The RDoC project attempts to use available research data in genetics, neuroscience, and behavioral science to find new ways of classifying mental disorders “based on dimensions of observable behavior and neurobiological measures.” It is a dimensional system, agnostic about current disorder categories, with dimensions derived from basic behavioral neuroscience. The RDoC constructs focus on known brain circuitry that can be linked to behavior (Morris and Cuthbert 2012). This approach aims to create a new research framework for psychiatric disorders that, it is hoped, will help identify new targets for psychiatric treatment and informing clinical decision making (Insel et al. 2010). The RDoC approach proposes the importance of including genetic, molecular, and neural substrate parameters in future diagnostic systems, which will eventually lead to neuroscience-based psychiatric classification. As yet, it is unclear what fraction of the NIMH portfolio of treatment studies will move entirely away from traditional diagnostic categories as an inclusion criteria and select subjects scoring high on one, or several, of the RDoC dimensions; it is likely that RDoCs will be a significant focus of NIMH funding.
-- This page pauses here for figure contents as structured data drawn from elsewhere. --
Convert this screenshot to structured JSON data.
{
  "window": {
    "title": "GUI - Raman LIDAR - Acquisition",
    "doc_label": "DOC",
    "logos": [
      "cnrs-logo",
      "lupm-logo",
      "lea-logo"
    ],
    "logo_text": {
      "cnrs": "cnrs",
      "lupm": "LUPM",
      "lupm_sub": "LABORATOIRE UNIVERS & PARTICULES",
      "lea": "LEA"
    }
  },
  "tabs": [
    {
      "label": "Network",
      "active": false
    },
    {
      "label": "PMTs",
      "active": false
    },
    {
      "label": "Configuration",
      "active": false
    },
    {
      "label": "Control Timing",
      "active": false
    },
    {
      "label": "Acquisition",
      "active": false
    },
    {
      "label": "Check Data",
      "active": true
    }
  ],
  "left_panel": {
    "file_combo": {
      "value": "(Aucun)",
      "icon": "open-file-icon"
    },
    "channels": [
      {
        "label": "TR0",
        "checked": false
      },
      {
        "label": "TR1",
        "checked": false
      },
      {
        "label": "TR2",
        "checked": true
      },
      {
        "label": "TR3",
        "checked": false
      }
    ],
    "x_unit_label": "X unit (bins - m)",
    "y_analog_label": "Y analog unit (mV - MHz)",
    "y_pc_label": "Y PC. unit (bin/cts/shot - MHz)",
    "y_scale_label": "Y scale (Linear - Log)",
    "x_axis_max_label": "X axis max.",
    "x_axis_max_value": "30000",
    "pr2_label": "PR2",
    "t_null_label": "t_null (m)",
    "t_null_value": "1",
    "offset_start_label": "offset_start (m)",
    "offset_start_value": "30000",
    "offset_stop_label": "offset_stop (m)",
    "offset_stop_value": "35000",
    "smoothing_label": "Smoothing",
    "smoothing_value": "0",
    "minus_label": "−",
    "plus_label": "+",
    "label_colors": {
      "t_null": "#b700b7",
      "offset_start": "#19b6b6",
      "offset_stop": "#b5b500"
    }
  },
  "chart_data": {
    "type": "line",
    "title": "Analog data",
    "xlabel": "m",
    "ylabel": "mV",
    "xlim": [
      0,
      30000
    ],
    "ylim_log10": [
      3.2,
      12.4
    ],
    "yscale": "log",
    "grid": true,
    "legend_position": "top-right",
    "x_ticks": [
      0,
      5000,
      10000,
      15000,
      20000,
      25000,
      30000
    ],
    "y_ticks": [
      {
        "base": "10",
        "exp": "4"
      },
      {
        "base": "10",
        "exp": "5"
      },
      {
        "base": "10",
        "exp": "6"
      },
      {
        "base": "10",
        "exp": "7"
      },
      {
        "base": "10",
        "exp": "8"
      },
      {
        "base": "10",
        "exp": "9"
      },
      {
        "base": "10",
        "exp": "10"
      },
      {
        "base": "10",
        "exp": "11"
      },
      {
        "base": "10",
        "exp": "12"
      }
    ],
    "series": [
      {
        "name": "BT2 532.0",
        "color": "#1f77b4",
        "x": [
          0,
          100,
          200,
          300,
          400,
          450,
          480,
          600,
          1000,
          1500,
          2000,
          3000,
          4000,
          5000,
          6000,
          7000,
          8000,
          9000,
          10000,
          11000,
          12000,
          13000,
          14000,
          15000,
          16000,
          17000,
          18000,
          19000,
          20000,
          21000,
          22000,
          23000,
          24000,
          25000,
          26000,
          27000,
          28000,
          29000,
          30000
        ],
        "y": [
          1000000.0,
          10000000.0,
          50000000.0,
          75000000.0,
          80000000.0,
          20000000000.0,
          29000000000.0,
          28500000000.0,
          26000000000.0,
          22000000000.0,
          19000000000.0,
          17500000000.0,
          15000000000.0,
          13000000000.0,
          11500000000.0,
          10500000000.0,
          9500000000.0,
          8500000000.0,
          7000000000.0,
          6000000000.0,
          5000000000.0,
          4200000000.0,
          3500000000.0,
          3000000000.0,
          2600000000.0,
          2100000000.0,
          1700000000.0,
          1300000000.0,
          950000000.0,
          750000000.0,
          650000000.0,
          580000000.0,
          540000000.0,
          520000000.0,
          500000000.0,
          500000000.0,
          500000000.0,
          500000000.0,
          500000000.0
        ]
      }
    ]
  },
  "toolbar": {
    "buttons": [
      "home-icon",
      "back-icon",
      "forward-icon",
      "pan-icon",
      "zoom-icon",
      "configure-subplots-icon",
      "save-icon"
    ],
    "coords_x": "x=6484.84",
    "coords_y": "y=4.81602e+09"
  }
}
The rationale for RDoCs is clear and compelling. If the RDoCs neuroscience-based dimensional approach will get us closer to the essence of psychopathology, then we will be able to test treatments in youth who share common, underlying neural system changes. This is unlike research using our current diagnostic classifications in which much of our challenge in showing response to treatment may arise from functional heterogeneity of brain system changes underlying the current common diagnoses. While RDoCs are an experiment that may bring greater power and understanding to our field, like any experiment it may fail. Only time will tell.
Summary
Patience is never easy when we have patients who need treatment and the currently available therapies are not optimal. As a result, progress in clinical studies designed to improve treatment of child and adolescent psychiatric disorders often seems unnecessarily, and painfully, slow to both clinicians and clinical researchers. We are often left wondering whether these time lags are necessary or are the result of unnecessary bureaucracy or antiquated research methods. Many among us may eschew waiting for data and simply move forward with the “off-label” use of both pharmacological/psychotherapeutic and environment/psychosocial interventions. Are there alternatives to consider? There certainly are. While the future of treatment studies in child psychiatry will look very much like the past, many future studies will take advantage of newer statistical approaches and our more informed hypotheses about the underlying neural systems changes associated with psychiatric symptoms. And, once again, hopefully, we will see that even small additions or changes in our methods and data analyses will allow us to fill our therapeutic cup further and faster.